What we ought to draw out of the Ephesians passage is that there is a very specific intimacy between Christ and his Church that does not currently exist with Israel.

But it would seem problematic to me to categorically exclude faithful Jews from the “bride”, “wife” and “marriage supper” metaphors in Revelation on the basis of the Ephesians passage. Supersessionists may like it, but I think it is going too far.

After all, these are pictures we are being shown. Each picture means something in its specific context. But jumble the contexts together by simply seizing on the word “wife” or “bride” and you find yourself, I think, mixing apples and oranges.

To the Supersessionist, everything is always about the Church. Israel is an afterthought and a disgrace. But I’m not sure it is reasonable to write off Israel so quickly. Unless you have already assumed your conclusion before you start, the expression “Bride of the Lamb” and the image of the New Jerusalem may legitimately be seen to extend significantly beyond the Church.

1 comment :

  1. I agree that at least 50% of the population (males) should want this depiction of bride and groom to remain a strong metaphor but would accept it as a way to want to convey the strength of a relationship.
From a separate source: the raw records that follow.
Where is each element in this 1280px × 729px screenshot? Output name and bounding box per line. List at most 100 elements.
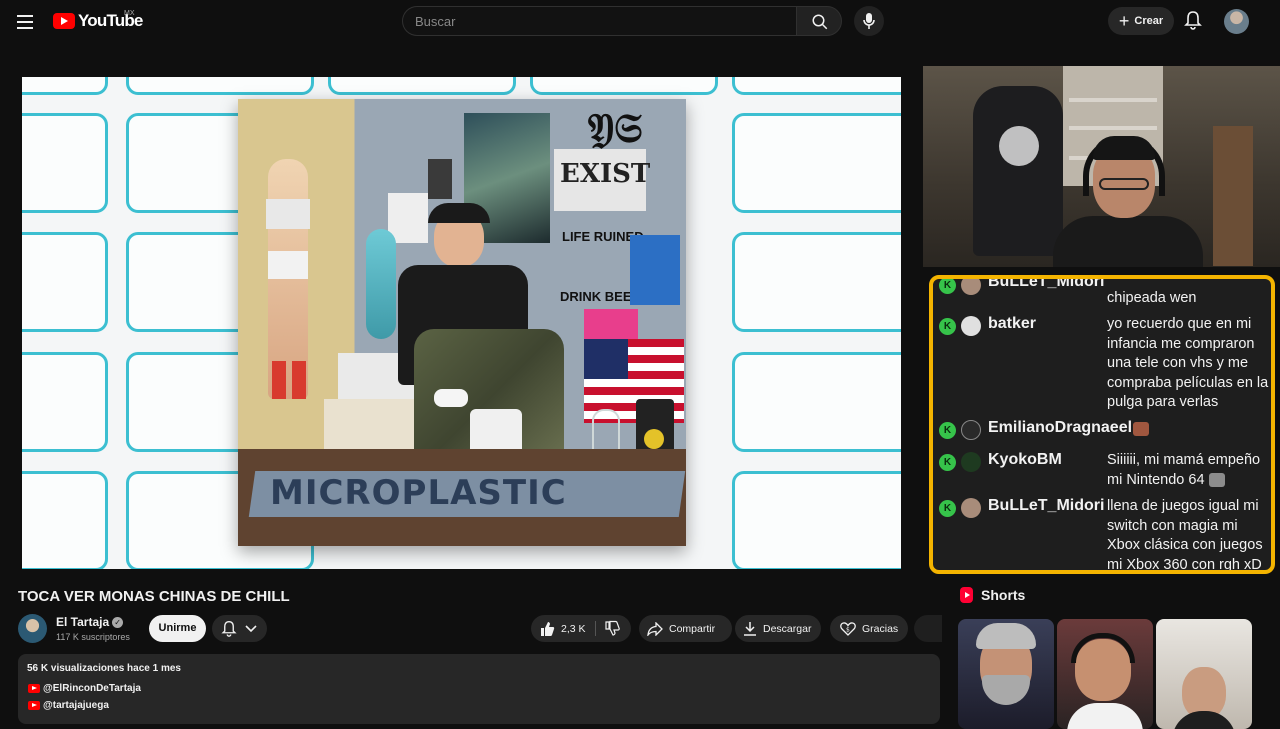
like-dislike-group: 2,3 K xyxy=(531,615,631,642)
shorts-title: Shorts xyxy=(981,587,1026,603)
channel-avatar[interactable] xyxy=(18,614,47,643)
poster-exist-text: EXIST xyxy=(560,159,651,189)
channel-link-text: @ElRinconDeTartaja xyxy=(43,683,141,694)
bg-tile xyxy=(22,113,108,213)
graffiti-logo: 𝔜𝔖 xyxy=(588,105,643,152)
skateboard xyxy=(366,229,396,339)
bg-tile xyxy=(22,352,108,452)
paper-sheet xyxy=(388,193,428,243)
shorts-header: Shorts xyxy=(960,587,1025,603)
subscriber-count: 117 K suscriptores xyxy=(56,632,130,642)
search-box xyxy=(402,6,797,36)
description-box[interactable]: 56 K visualizaciones hace 1 mes @ElRinco… xyxy=(18,654,940,724)
youtube-icon xyxy=(28,684,40,693)
chat-message: K batker yo recuerdo que en mi infancia … xyxy=(937,315,1271,415)
chat-overlay: K BuLLeT_Midori chipeada wen K batker yo… xyxy=(929,275,1275,574)
bg-tile xyxy=(732,352,901,452)
short-beard xyxy=(982,675,1030,705)
svg-text:$: $ xyxy=(846,627,850,634)
user-avatar xyxy=(961,279,981,295)
channel-name-text: El Tartaja xyxy=(56,615,110,629)
chat-message: K BuLLeT_Midori chipeada wen xyxy=(937,275,1271,309)
join-button[interactable]: Unirme xyxy=(149,615,206,642)
bg-tile xyxy=(732,232,901,332)
share-label: Compartir xyxy=(669,622,716,635)
top-bar: YouTube MX + Crear xyxy=(0,0,1280,42)
menu-icon[interactable] xyxy=(15,11,39,31)
microphone-icon xyxy=(863,13,875,29)
emote-icon xyxy=(1208,472,1225,487)
kick-badge-icon: K xyxy=(939,454,956,471)
account-avatar[interactable] xyxy=(1224,9,1249,34)
plus-icon: + xyxy=(1118,11,1130,31)
chat-username: batker xyxy=(988,315,1037,332)
search-button[interactable] xyxy=(796,6,842,36)
kick-badge-icon: K xyxy=(939,279,956,294)
chat-message: K KyokoBM Siiiiii, mi mamá empeño mi Nin… xyxy=(937,451,1271,491)
notifications-button[interactable] xyxy=(1184,10,1204,32)
chat-text: Siiiiii, mi mamá empeño mi Nintendo 64 xyxy=(1107,451,1271,490)
more-actions-button[interactable] xyxy=(914,615,942,642)
bell-icon xyxy=(1184,11,1202,30)
glasses xyxy=(1099,178,1149,190)
short-hair xyxy=(976,623,1036,649)
speaker-cone xyxy=(644,429,664,449)
verified-icon: ✓ xyxy=(112,617,124,629)
bg-tile xyxy=(732,113,901,213)
views-and-date: 56 K visualizaciones hace 1 mes xyxy=(27,663,181,674)
user-avatar xyxy=(961,316,981,336)
shorts-icon xyxy=(960,587,973,603)
emote-icon xyxy=(1133,422,1149,436)
chat-message: K BuLLeT_Midori llena de juegos igual mi… xyxy=(937,497,1271,573)
woman-boot xyxy=(292,361,306,399)
controller xyxy=(434,389,468,407)
channel-link[interactable]: @tartajajuega xyxy=(28,700,109,711)
chat-username: BuLLeT_Midori xyxy=(988,275,1105,290)
thumbs-down-icon[interactable] xyxy=(604,620,620,636)
video-player[interactable]: EXIST LIFE RUINED DRINK BEER 𝔜𝔖 MICROPLA… xyxy=(22,77,901,569)
short-thumbnail[interactable] xyxy=(958,619,1054,729)
man-headset xyxy=(428,203,490,223)
woman-boot xyxy=(272,361,286,399)
short-headset xyxy=(1071,633,1135,663)
bg-tile xyxy=(22,232,108,332)
youtube-icon xyxy=(28,701,40,710)
cat-tree xyxy=(1213,126,1253,266)
search-input[interactable] xyxy=(403,7,797,35)
video-title: TOCA VER MONAS CHINAS DE CHILL xyxy=(18,588,290,605)
youtube-play-icon xyxy=(53,13,75,29)
hoodie-print xyxy=(999,126,1039,166)
divider xyxy=(595,621,596,636)
subscription-bell-button[interactable] xyxy=(212,615,267,642)
thumbs-up-icon[interactable] xyxy=(539,621,555,637)
chat-text: llena de juegos igual mi switch con magi… xyxy=(1107,498,1263,573)
bg-tile xyxy=(732,471,901,569)
photo-frame xyxy=(428,159,452,199)
download-button[interactable]: Descargar xyxy=(735,615,821,642)
voice-search-button[interactable] xyxy=(854,6,884,36)
user-avatar xyxy=(961,498,981,518)
country-code: MX xyxy=(124,10,135,17)
poster-drink-beer-text: DRINK BEER xyxy=(560,289,641,304)
short-thumbnail[interactable] xyxy=(1057,619,1153,729)
short-thumbnail[interactable] xyxy=(1156,619,1252,729)
search-icon xyxy=(812,14,828,30)
flag-canton xyxy=(584,339,628,379)
create-button[interactable]: + Crear xyxy=(1108,7,1174,35)
chat-username: EmilianoDragnaeel xyxy=(988,419,1133,436)
chat-text: yo recuerdo que en mi infancia me compra… xyxy=(1107,316,1269,410)
kick-badge-icon: K xyxy=(939,422,956,439)
short-shirt xyxy=(1067,703,1143,729)
share-button[interactable]: Compartir xyxy=(639,615,732,642)
thanks-button[interactable]: $ Gracias xyxy=(830,615,908,642)
channel-link[interactable]: @ElRinconDeTartaja xyxy=(28,683,141,694)
like-count[interactable]: 2,3 K xyxy=(561,623,586,635)
streamer-body xyxy=(1053,216,1203,267)
bg-tile xyxy=(530,77,718,95)
channel-name[interactable]: El Tartaja ✓ xyxy=(56,615,124,629)
woman-top xyxy=(266,199,310,229)
download-icon xyxy=(744,622,756,636)
chat-text-body: Siiiiii, mi mamá empeño mi Nintendo 64 xyxy=(1107,452,1261,488)
user-avatar xyxy=(961,452,981,472)
thanks-label: Gracias xyxy=(862,622,899,635)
    But that relationship is under attack since marriage is under attack. That's why I am putting this comment and link here because it has at least some relevance to the topic of marriage. I wonder how nowadays gender politics would react to the topic discussed here and how a bride/groom supposition would fit in with the gender confusion and denial the secular left is moving towards. The article in the link stresses the danger society is exposing itself to by denying a biblical bride/groom relationship in the first place. That destructive segment of society will not even accept that there is anything like a bride or groom and will substitute whatever it wants for what God has ordained. Something that does not bode well for vulnerable individuals and societies.

    Here is an excerpt from German sociologist Gabriele Kuby,

    "Gender ideology is the deepest rebellion against God that is possible," Kuby told LifeSiteNews. "Man does not accept that he is created as man or woman, no, he says, "I decide! This is my freedom!" - against experience, against nature, against reason, against science!

    "It is the ultimate perversion of individualism. It robs man of the last remnant of his identity, that is, to be a man and a woman, after having lost faith and family and nation.

    "It is indeed diabolical that an ideology, which every person can discern as a lie, can capture the common sense of people and become the dominant ideology of our time."